Dalam buku berjudul “Catatan Seorang Demonstran” yang tak lain adalah catatan harian Soe Hok Gie terdapat adegan unik antara seorang demonstran dan supir mikrobus yang sedang melintasi barisan demonstran (24/1/1966). Ketika salah seorang demonstran meminta supir agar mengantar para demonstran, sang supir menolak. Lalu demonstran tadi bertanya pada sang supir.

       “Apakah saudara bangsa Indonesia?”
       “Ya.” jawab sang supir.
       “Apakah saudara setuju jika harga bensin turun ?”
       “Ya.”
       “Kalau begitu antarkan kami karena kami sedang berjuang untuk itu.”

            Itulah potret masa lalu negeri ini. Potret yang selalu saja sama. Harga bensin seringkali naik, jarang sekali turun. Bahkan sejak tahun 1967 hingga tahun 2008 pemerintah telah menaikkan harga BBM sebanyak 28 kali. Dan hanya empat kali menurunkan harga.
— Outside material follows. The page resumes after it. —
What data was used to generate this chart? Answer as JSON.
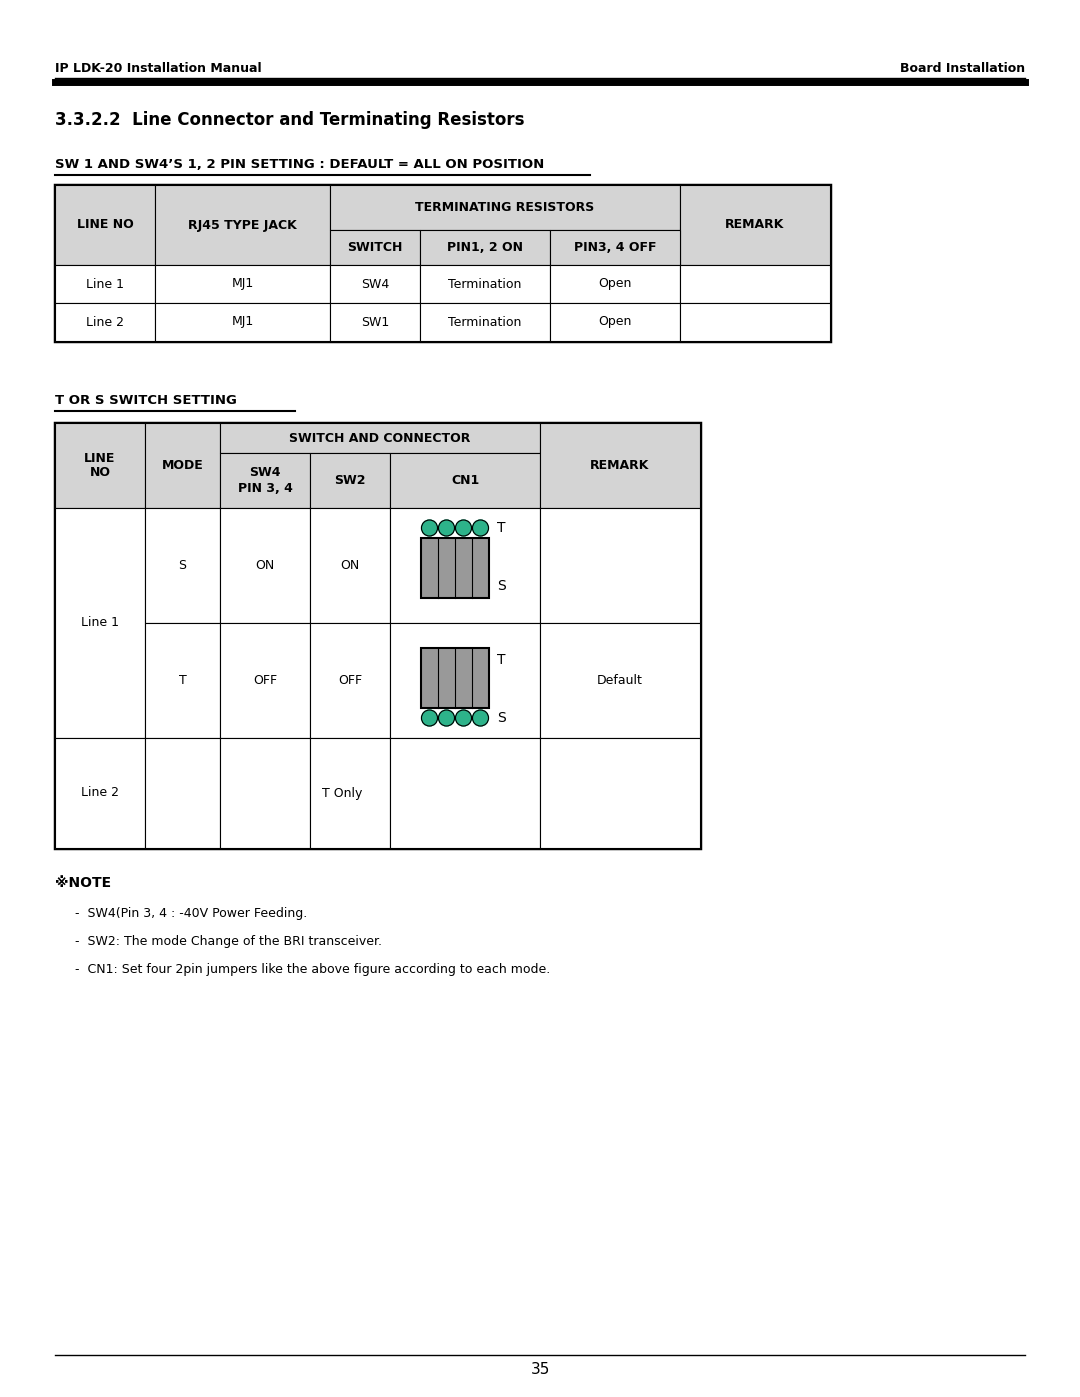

            Masalahnya tentu karena harga BBM yang terlampau tinggi di pasaran dunia ditambah lagi banyaknya konsumen BBM di negeri ini. Maklum, BBM merupakan kebutuhan yang sangat esensil bagi masyarakat. Sehingga solusinya adalah menaikkan harga di dalam naegeri. Pun demikian yang terjadi dengan bensin Premium sekarang ini

Menteri ESDM Jero Wacik membeberkan bahwa harga Premium terlalu mahal dan sebagian harus diimpor. Untuk 1 liter premium harganya Rp. 8.200, berarti negara harus mensubsidi Rp. 3.700 per liternya agar sampai di tangan masyarakat sebesar Rp. 4.500. Maka Pemerintah pun kemungkinan besar memilih opsi klasik yakni menaikkan harga bensin beroktan rendah ini guna menanggulangi masalah ini. Kendati demikian sebenarnya ada beberapa opsi lain dapat dipilih oleh pemerintah.

Salah satu opsi yang digadang-gadang cocok adalah beralih pada bahan bakar gas (BBG) mengingat Indonesia kaya akan sumber daya gas. Namun ada beberapa kendala dengan opsi ini. Pertama setiap kendaraan tentu butuh alat berupa converter yang harganya juga tentu tak murah, selain itu alatnya pun harus impor. Kendala kedua tentu tidak semua masyarakat akan mau menggunakan BBG mengingat maraknya ledakan tabung gas membuat masyarakat trauma.


Opsi Pertamax

        Kebanyakan konsumen mungkin akan lebih memilih bensin Premium dibanding Pertamax. Hal ini dikarenakan Premium lebih murah yakni untuk Premium nonsubsidi Rp. 8.000 per liter sedang Pertamax seharga Rp 8.500 per liternya. 

            Alasan lain mengapa Pertamax kurang dilirik adalah masih banyak konsumen yang bermobil pribadi yang seharusnya menggunakan Premium nonsubsidi justru menggunakan Premium subsisdi karena harganya jauh lebih murah. Fenomena lumrah di negeri ini.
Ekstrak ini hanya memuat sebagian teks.